Nikola Tesla’s Free Electricity Project
Having become obsessed with the wireless transmission of energy, around 1900 Nikola set to work on his boldest project yet: to build a global, wireless communication system — to be transmitted through a large electrical tower — for sharing information and providing free electricity throughout the world. With funding from a group of investors that included financial giant J. P. Morgan, in 1901 Tesla began work on the project in earnest, designing and building a lab with a power plant and a massive transmission tower on a site on Long Island, New York, that became known as Wardenclyffe.

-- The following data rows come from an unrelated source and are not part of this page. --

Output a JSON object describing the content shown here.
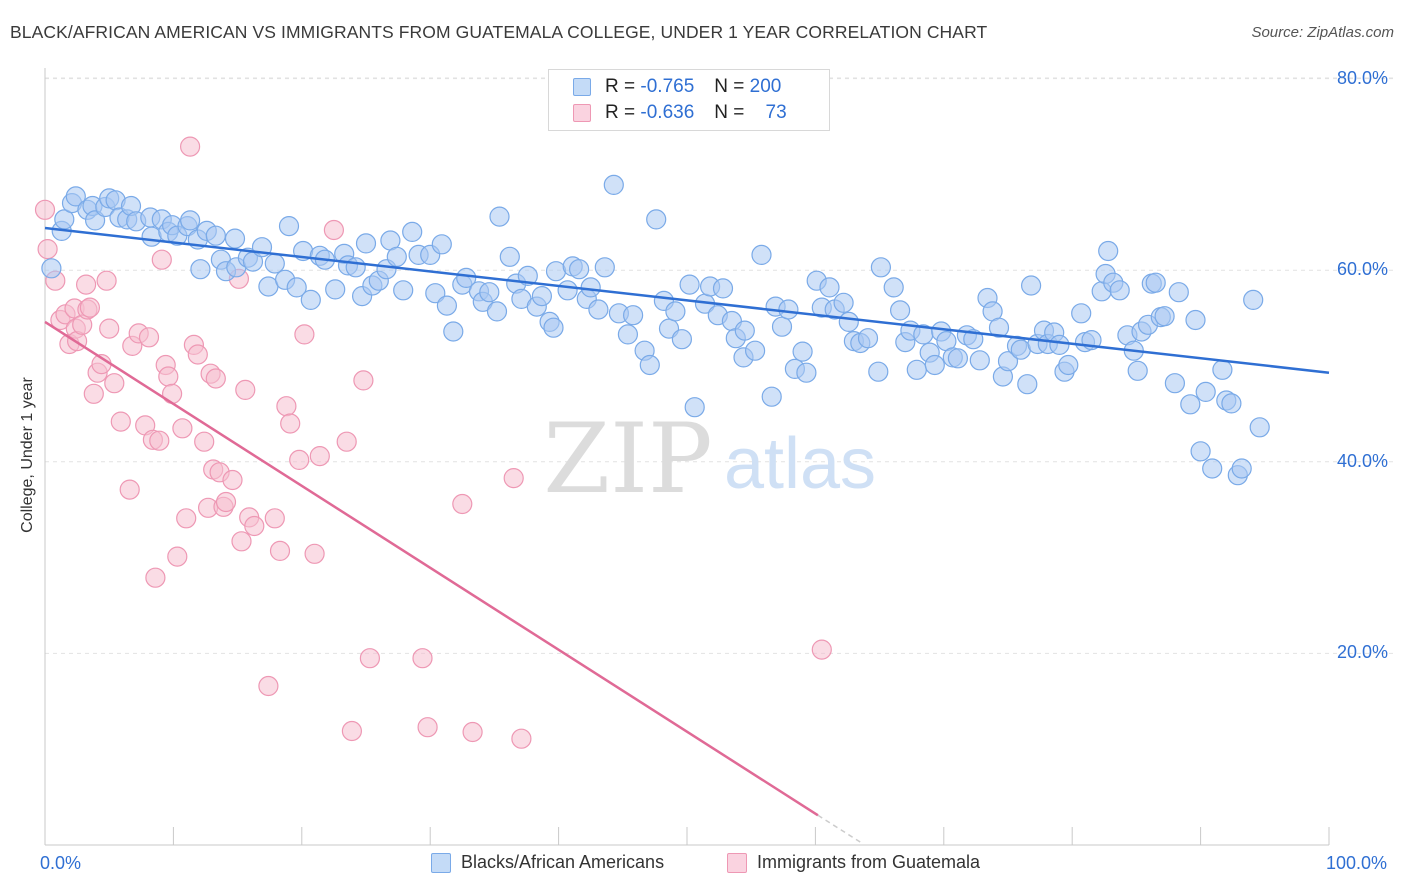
{
  "header": {
    "title": "BLACK/AFRICAN AMERICAN VS IMMIGRANTS FROM GUATEMALA COLLEGE, UNDER 1 YEAR CORRELATION CHART",
    "source": "Source: ZipAtlas.com"
  },
  "watermark": {
    "zip": "ZIP",
    "atlas": "atlas"
  },
  "legend_stats": {
    "rows": [
      {
        "r_label": "R =",
        "r_value": "-0.765",
        "n_label": "N =",
        "n_value": "200"
      },
      {
        "r_label": "R =",
        "r_value": "-0.636",
        "n_label": "N =",
        "n_value": "73"
      }
    ]
  },
  "colors": {
    "blue_fill": "#a9c8f3",
    "blue_stroke": "#7aaae8",
    "blue_line": "#2f6fd3",
    "pink_fill": "#f6bfd0",
    "pink_stroke": "#ee98b4",
    "pink_line": "#e06a96",
    "tick_label": "#2f6fd3",
    "grid": "#e2e2e2"
  },
  "chart_data": {
    "type": "scatter",
    "title": "BLACK/AFRICAN AMERICAN VS IMMIGRANTS FROM GUATEMALA COLLEGE, UNDER 1 YEAR CORRELATION CHART",
    "xlabel": "",
    "ylabel": "College, Under 1 year",
    "xlim": [
      0,
      100
    ],
    "ylim": [
      0,
      85
    ],
    "x_ticks": [
      "0.0%",
      "100.0%"
    ],
    "y_ticks": [
      {
        "value": 20,
        "label": "20.0%"
      },
      {
        "value": 40,
        "label": "40.0%"
      },
      {
        "value": 60,
        "label": "60.0%"
      },
      {
        "value": 80,
        "label": "80.0%"
      }
    ],
    "grid": true,
    "legend_position": "bottom",
    "series": [
      {
        "name": "Blacks/African Americans",
        "color": "#a9c8f3",
        "trend": {
          "x": [
            0,
            100
          ],
          "y": [
            64.4,
            49.3
          ]
        },
        "points": [
          [
            0.5,
            60.2
          ],
          [
            1.3,
            64.1
          ],
          [
            1.5,
            65.3
          ],
          [
            2.1,
            67
          ],
          [
            2.4,
            67.7
          ],
          [
            3.3,
            66.3
          ],
          [
            3.7,
            66.7
          ],
          [
            3.9,
            65.2
          ],
          [
            4.7,
            66.6
          ],
          [
            5,
            67.5
          ],
          [
            5.5,
            67.3
          ],
          [
            5.8,
            65.5
          ],
          [
            6.4,
            65.3
          ],
          [
            6.7,
            66.7
          ],
          [
            7.1,
            65.1
          ],
          [
            8.2,
            65.5
          ],
          [
            8.3,
            63.5
          ],
          [
            9.1,
            65.3
          ],
          [
            9.6,
            64
          ],
          [
            9.9,
            64.7
          ],
          [
            10.3,
            63.6
          ],
          [
            11.1,
            64.6
          ],
          [
            11.3,
            65.2
          ],
          [
            11.9,
            63.2
          ],
          [
            12.1,
            60.1
          ],
          [
            12.6,
            64.1
          ],
          [
            13.3,
            63.6
          ],
          [
            13.7,
            61.1
          ],
          [
            14.1,
            59.9
          ],
          [
            14.8,
            63.3
          ],
          [
            14.9,
            60.3
          ],
          [
            15.8,
            61.3
          ],
          [
            16.2,
            60.9
          ],
          [
            16.9,
            62.4
          ],
          [
            17.4,
            58.3
          ],
          [
            17.9,
            60.7
          ],
          [
            18.7,
            59
          ],
          [
            19,
            64.6
          ],
          [
            19.6,
            58.2
          ],
          [
            20.1,
            62
          ],
          [
            20.7,
            56.9
          ],
          [
            21.4,
            61.5
          ],
          [
            21.8,
            61.1
          ],
          [
            22.6,
            58
          ],
          [
            23.3,
            61.7
          ],
          [
            23.6,
            60.5
          ],
          [
            24.2,
            60.3
          ],
          [
            24.7,
            57.3
          ],
          [
            25,
            62.8
          ],
          [
            25.5,
            58.4
          ],
          [
            26,
            58.9
          ],
          [
            26.6,
            60.1
          ],
          [
            26.9,
            63.1
          ],
          [
            27.4,
            61.4
          ],
          [
            27.9,
            57.9
          ],
          [
            28.6,
            64
          ],
          [
            29.1,
            61.6
          ],
          [
            30,
            61.6
          ],
          [
            30.4,
            57.6
          ],
          [
            30.9,
            62.7
          ],
          [
            31.3,
            56.3
          ],
          [
            31.8,
            53.6
          ],
          [
            32.5,
            58.5
          ],
          [
            32.8,
            59.2
          ],
          [
            33.8,
            57.8
          ],
          [
            34.1,
            56.7
          ],
          [
            34.6,
            57.7
          ],
          [
            35.2,
            55.7
          ],
          [
            35.4,
            65.6
          ],
          [
            36.2,
            61.4
          ],
          [
            36.7,
            58.6
          ],
          [
            37.1,
            57
          ],
          [
            37.6,
            59.4
          ],
          [
            38.3,
            56.2
          ],
          [
            38.7,
            57.3
          ],
          [
            39.3,
            54.6
          ],
          [
            39.6,
            54
          ],
          [
            39.8,
            59.9
          ],
          [
            40.7,
            57.9
          ],
          [
            41.1,
            60.4
          ],
          [
            41.6,
            60.1
          ],
          [
            42.2,
            57
          ],
          [
            42.5,
            58.2
          ],
          [
            43.1,
            55.9
          ],
          [
            43.6,
            60.3
          ],
          [
            44.3,
            68.9
          ],
          [
            44.7,
            55.5
          ],
          [
            45.4,
            53.3
          ],
          [
            45.8,
            55.3
          ],
          [
            46.7,
            51.6
          ],
          [
            47.1,
            50.1
          ],
          [
            47.6,
            65.3
          ],
          [
            48.2,
            56.8
          ],
          [
            48.6,
            53.9
          ],
          [
            49.1,
            55.7
          ],
          [
            49.6,
            52.8
          ],
          [
            50.2,
            58.5
          ],
          [
            50.6,
            45.7
          ],
          [
            51.4,
            56.5
          ],
          [
            51.8,
            58.3
          ],
          [
            52.4,
            55.3
          ],
          [
            52.8,
            58.1
          ],
          [
            53.5,
            54.7
          ],
          [
            53.8,
            52.9
          ],
          [
            54.4,
            50.9
          ],
          [
            54.5,
            53.7
          ],
          [
            55.3,
            51.6
          ],
          [
            55.8,
            61.6
          ],
          [
            56.6,
            46.8
          ],
          [
            56.9,
            56.2
          ],
          [
            57.4,
            54.1
          ],
          [
            57.9,
            55.9
          ],
          [
            58.4,
            49.7
          ],
          [
            59,
            51.5
          ],
          [
            59.3,
            49.3
          ],
          [
            60.1,
            58.9
          ],
          [
            60.5,
            56.1
          ],
          [
            61.1,
            58.2
          ],
          [
            61.5,
            55.9
          ],
          [
            62.2,
            56.6
          ],
          [
            62.6,
            54.6
          ],
          [
            63,
            52.6
          ],
          [
            63.5,
            52.4
          ],
          [
            64.1,
            52.9
          ],
          [
            64.9,
            49.4
          ],
          [
            65.1,
            60.3
          ],
          [
            66.1,
            58.2
          ],
          [
            66.6,
            55.8
          ],
          [
            67,
            52.5
          ],
          [
            67.4,
            53.7
          ],
          [
            67.9,
            49.6
          ],
          [
            68.4,
            53.3
          ],
          [
            68.9,
            51.4
          ],
          [
            69.3,
            50.1
          ],
          [
            69.8,
            53.6
          ],
          [
            70.2,
            52.6
          ],
          [
            70.7,
            50.9
          ],
          [
            71.1,
            50.8
          ],
          [
            71.8,
            53.2
          ],
          [
            72.3,
            52.8
          ],
          [
            72.8,
            50.6
          ],
          [
            73.4,
            57.1
          ],
          [
            73.8,
            55.7
          ],
          [
            74.3,
            54
          ],
          [
            74.6,
            48.9
          ],
          [
            75,
            50.5
          ],
          [
            75.7,
            52.1
          ],
          [
            76,
            51.7
          ],
          [
            76.5,
            48.1
          ],
          [
            76.8,
            58.4
          ],
          [
            77.3,
            52.3
          ],
          [
            77.8,
            53.7
          ],
          [
            78.1,
            52.3
          ],
          [
            78.6,
            53.5
          ],
          [
            79,
            52.2
          ],
          [
            79.4,
            49.4
          ],
          [
            79.7,
            50.1
          ],
          [
            80.7,
            55.5
          ],
          [
            81,
            52.5
          ],
          [
            81.5,
            52.7
          ],
          [
            82.3,
            57.8
          ],
          [
            82.6,
            59.6
          ],
          [
            82.8,
            62
          ],
          [
            83.2,
            58.7
          ],
          [
            83.7,
            57.9
          ],
          [
            84.3,
            53.2
          ],
          [
            84.8,
            51.6
          ],
          [
            85.1,
            49.5
          ],
          [
            85.4,
            53.6
          ],
          [
            85.9,
            54.3
          ],
          [
            86.2,
            58.6
          ],
          [
            86.5,
            58.7
          ],
          [
            86.9,
            55.1
          ],
          [
            87.2,
            55.2
          ],
          [
            88,
            48.2
          ],
          [
            88.3,
            57.7
          ],
          [
            89.2,
            46
          ],
          [
            89.6,
            54.8
          ],
          [
            90,
            41.1
          ],
          [
            90.4,
            47.3
          ],
          [
            90.9,
            39.3
          ],
          [
            91.7,
            49.6
          ],
          [
            92,
            46.4
          ],
          [
            92.4,
            46.1
          ],
          [
            92.9,
            38.6
          ],
          [
            93.2,
            39.3
          ],
          [
            94.1,
            56.9
          ],
          [
            94.6,
            43.6
          ]
        ]
      },
      {
        "name": "Immigrants from Guatemala",
        "color": "#f6bfd0",
        "trend": {
          "x": [
            0,
            60.2
          ],
          "y": [
            54.6,
            3.1
          ]
        },
        "trend_dashed": {
          "x": [
            60.2,
            63.5
          ],
          "y": [
            3.1,
            0.3
          ]
        },
        "points": [
          [
            0,
            66.3
          ],
          [
            0.2,
            62.2
          ],
          [
            0.8,
            58.9
          ],
          [
            1.2,
            54.8
          ],
          [
            1.6,
            55.4
          ],
          [
            1.9,
            52.3
          ],
          [
            2.3,
            56
          ],
          [
            2.4,
            53.9
          ],
          [
            2.5,
            52.6
          ],
          [
            2.9,
            54.3
          ],
          [
            3.2,
            58.5
          ],
          [
            3.3,
            55.9
          ],
          [
            3.5,
            56.1
          ],
          [
            3.8,
            47.1
          ],
          [
            4.1,
            49.3
          ],
          [
            4.4,
            50.2
          ],
          [
            4.8,
            58.9
          ],
          [
            5,
            53.9
          ],
          [
            5.4,
            48.2
          ],
          [
            5.9,
            44.2
          ],
          [
            6.6,
            37.1
          ],
          [
            6.8,
            52.1
          ],
          [
            7.3,
            53.4
          ],
          [
            7.8,
            43.8
          ],
          [
            8.1,
            53
          ],
          [
            8.4,
            42.3
          ],
          [
            8.6,
            27.9
          ],
          [
            8.9,
            42.2
          ],
          [
            9.1,
            61.1
          ],
          [
            9.4,
            50.1
          ],
          [
            9.6,
            48.9
          ],
          [
            9.9,
            47.1
          ],
          [
            10.3,
            30.1
          ],
          [
            10.7,
            43.5
          ],
          [
            11,
            34.1
          ],
          [
            11.3,
            72.9
          ],
          [
            11.6,
            52.2
          ],
          [
            11.9,
            51.2
          ],
          [
            12.4,
            42.1
          ],
          [
            12.7,
            35.2
          ],
          [
            12.9,
            49.2
          ],
          [
            13.1,
            39.2
          ],
          [
            13.3,
            48.7
          ],
          [
            13.6,
            38.9
          ],
          [
            13.9,
            35.3
          ],
          [
            14.1,
            35.8
          ],
          [
            14.6,
            38.1
          ],
          [
            15.1,
            59.1
          ],
          [
            15.3,
            31.7
          ],
          [
            15.6,
            47.5
          ],
          [
            15.9,
            34.2
          ],
          [
            16.3,
            33.3
          ],
          [
            17.4,
            16.6
          ],
          [
            17.9,
            34.1
          ],
          [
            18.3,
            30.7
          ],
          [
            18.8,
            45.8
          ],
          [
            19.1,
            44
          ],
          [
            19.8,
            40.2
          ],
          [
            20.2,
            53.3
          ],
          [
            21,
            30.4
          ],
          [
            21.4,
            40.6
          ],
          [
            22.5,
            64.2
          ],
          [
            23.5,
            42.1
          ],
          [
            23.9,
            11.9
          ],
          [
            24.8,
            48.5
          ],
          [
            25.3,
            19.5
          ],
          [
            29.4,
            19.5
          ],
          [
            29.8,
            12.3
          ],
          [
            32.5,
            35.6
          ],
          [
            33.3,
            11.8
          ],
          [
            36.5,
            38.3
          ],
          [
            37.1,
            11.1
          ],
          [
            60.5,
            20.4
          ]
        ]
      }
    ]
  }
}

However, doubts arose among his investors about the plausibility of Tesla's system. As his rival, Guglielmo Marconi — with the financial support of Andrew Carnegie and Thomas Edison — continued to make great advances with his own radio technologies, Tesla had no choice but to abandon the project. The Wardenclyffe staff was laid off in 1906, and by 1915 the site had fallen into foreclosure. Two years later Tesla declared bankruptcy and the tower was dismantled and sold for scrap to help pay the debts he had accrued.
Death
Poor and reclusive, Nikola Tesla died on January 7, 1943, at the age of 86, in New York City, where he had lived for nearly 60 years. After suffering a nervous breakdown following the closure of his free energy project, Tesla eventually returned to work, primarily as a consultant. But as time went on, his ideas became progressively more outlandish and impractical. He grew increasingly eccentric, devoting much of his time to the care of wild pigeons in New York City's parks. He even drew the attention of the FBI with his talk of building a powerful "death beam," which had received some interest from the Soviet Union during World World II.

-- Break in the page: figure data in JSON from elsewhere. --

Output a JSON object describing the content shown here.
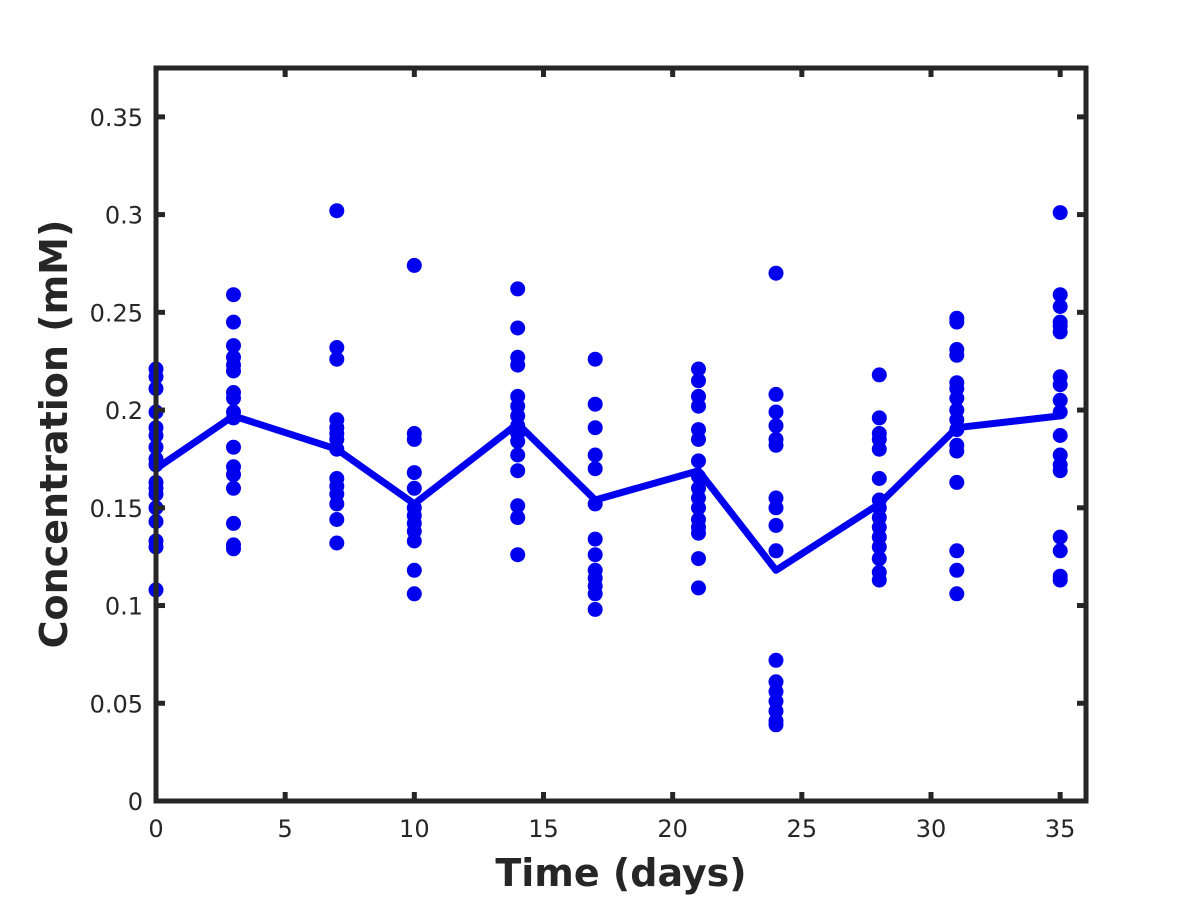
{
  "chart_data": {
    "type": "scatter",
    "xlabel": "Time (days)",
    "ylabel": "Concentration (mM)",
    "xlim": [
      0,
      36
    ],
    "ylim": [
      0,
      0.375
    ],
    "xticks": [
      0,
      5,
      10,
      15,
      20,
      25,
      30,
      35
    ],
    "xtick_labels": [
      "0",
      "5",
      "10",
      "15",
      "20",
      "25",
      "30",
      "35"
    ],
    "yticks": [
      0,
      0.05,
      0.1,
      0.15,
      0.2,
      0.25,
      0.3,
      0.35
    ],
    "ytick_labels": [
      "0",
      "0.05",
      "0.1",
      "0.15",
      "0.2",
      "0.25",
      "0.3",
      "0.35"
    ],
    "grid": false,
    "color": "#0000ee",
    "frame_color": "#262626",
    "points": [
      {
        "x": 0,
        "y": [
          0.221,
          0.217,
          0.211,
          0.199,
          0.191,
          0.187,
          0.181,
          0.175,
          0.172,
          0.163,
          0.16,
          0.157,
          0.15,
          0.143,
          0.133,
          0.13,
          0.108
        ]
      },
      {
        "x": 3,
        "y": [
          0.259,
          0.245,
          0.233,
          0.227,
          0.223,
          0.22,
          0.209,
          0.206,
          0.199,
          0.196,
          0.181,
          0.171,
          0.167,
          0.16,
          0.142,
          0.131,
          0.129
        ]
      },
      {
        "x": 7,
        "y": [
          0.302,
          0.232,
          0.226,
          0.195,
          0.191,
          0.188,
          0.185,
          0.18,
          0.165,
          0.161,
          0.157,
          0.152,
          0.144,
          0.132
        ]
      },
      {
        "x": 10,
        "y": [
          0.274,
          0.188,
          0.185,
          0.168,
          0.16,
          0.15,
          0.146,
          0.142,
          0.138,
          0.133,
          0.118,
          0.106
        ]
      },
      {
        "x": 14,
        "y": [
          0.262,
          0.242,
          0.227,
          0.223,
          0.207,
          0.202,
          0.197,
          0.192,
          0.188,
          0.184,
          0.177,
          0.169,
          0.151,
          0.145,
          0.126
        ]
      },
      {
        "x": 17,
        "y": [
          0.226,
          0.203,
          0.191,
          0.177,
          0.17,
          0.152,
          0.134,
          0.126,
          0.118,
          0.114,
          0.11,
          0.106,
          0.098
        ]
      },
      {
        "x": 21,
        "y": [
          0.221,
          0.215,
          0.207,
          0.202,
          0.19,
          0.185,
          0.174,
          0.166,
          0.16,
          0.155,
          0.15,
          0.144,
          0.14,
          0.137,
          0.124,
          0.109
        ]
      },
      {
        "x": 24,
        "y": [
          0.27,
          0.208,
          0.199,
          0.192,
          0.185,
          0.182,
          0.155,
          0.15,
          0.141,
          0.128,
          0.072,
          0.061,
          0.056,
          0.051,
          0.046,
          0.041,
          0.039
        ]
      },
      {
        "x": 28,
        "y": [
          0.218,
          0.196,
          0.188,
          0.185,
          0.18,
          0.165,
          0.154,
          0.15,
          0.145,
          0.14,
          0.135,
          0.13,
          0.124,
          0.117,
          0.113
        ]
      },
      {
        "x": 31,
        "y": [
          0.247,
          0.245,
          0.231,
          0.228,
          0.214,
          0.211,
          0.206,
          0.2,
          0.195,
          0.19,
          0.182,
          0.179,
          0.163,
          0.128,
          0.118,
          0.106
        ]
      },
      {
        "x": 35,
        "y": [
          0.301,
          0.259,
          0.253,
          0.245,
          0.243,
          0.24,
          0.217,
          0.213,
          0.205,
          0.199,
          0.187,
          0.177,
          0.172,
          0.169,
          0.135,
          0.128,
          0.115,
          0.113
        ]
      }
    ],
    "mean_line": {
      "x": [
        0,
        3,
        7,
        10,
        14,
        17,
        21,
        24,
        28,
        31,
        35
      ],
      "y": [
        0.17,
        0.197,
        0.18,
        0.152,
        0.193,
        0.154,
        0.169,
        0.118,
        0.152,
        0.191,
        0.197
      ]
    }
  }
}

However the legacy of the work Tesla left behind him lives on to this day. In 1994, a street sign identifying "Nikola Tesla Corner" was installed near the site of his former New York City laboratory, at the intersection of 40th Street and 6th Avenue.
Movies on Tesla
Several movies have highlighted Tesla's life and famous works, most notably:
The Secret of Nikola Tesla, a 1980 biographical film starring Orson Welles as J. P. Morgan.
Nikola Tesla, The Genius Who Lit the World, a 1994 documentary produced by the Tesla Memorial Society and the Nikola Tesla Museum in Belgrade, Serbia.
The Prestige, a 2006 fictional film about two magicians directed by Christopher Nolan, with rock star David Bowie portraying Tesla.
Tesla Science Center and Wardenclyffe
Since Tesla's original forfeiture of his free power project, ownership of the Wardenclyffe property has passed through numerous hands. Several attempts have been made to preserve it, but in 1967, 1976 and 1994 efforts to have it declared a national historic site failed. Then, in 2008, a group called the Tesla Science Center was formed with the intention of purchasing the property and turning it into a museum dedicated to the inventor's work.
In February 2009 the Wardenclyffe site went on the market for nearly $1.6 million, and for the next several years, the Tesla Science Center worked diligently to raise funds for its purchase. In 2012, public interest in the project peaked when Matthew Inman of TheOatmeal.com collaborated with the TSC in an Internet fundraising effort, ultimately receiving enough contributions to acquire the site in May 2013. Work on its restoration is still in progress, and the site is closed to the public “for the foreseeable future” for reasons of safety and preservation, according to the Tesla Science Center.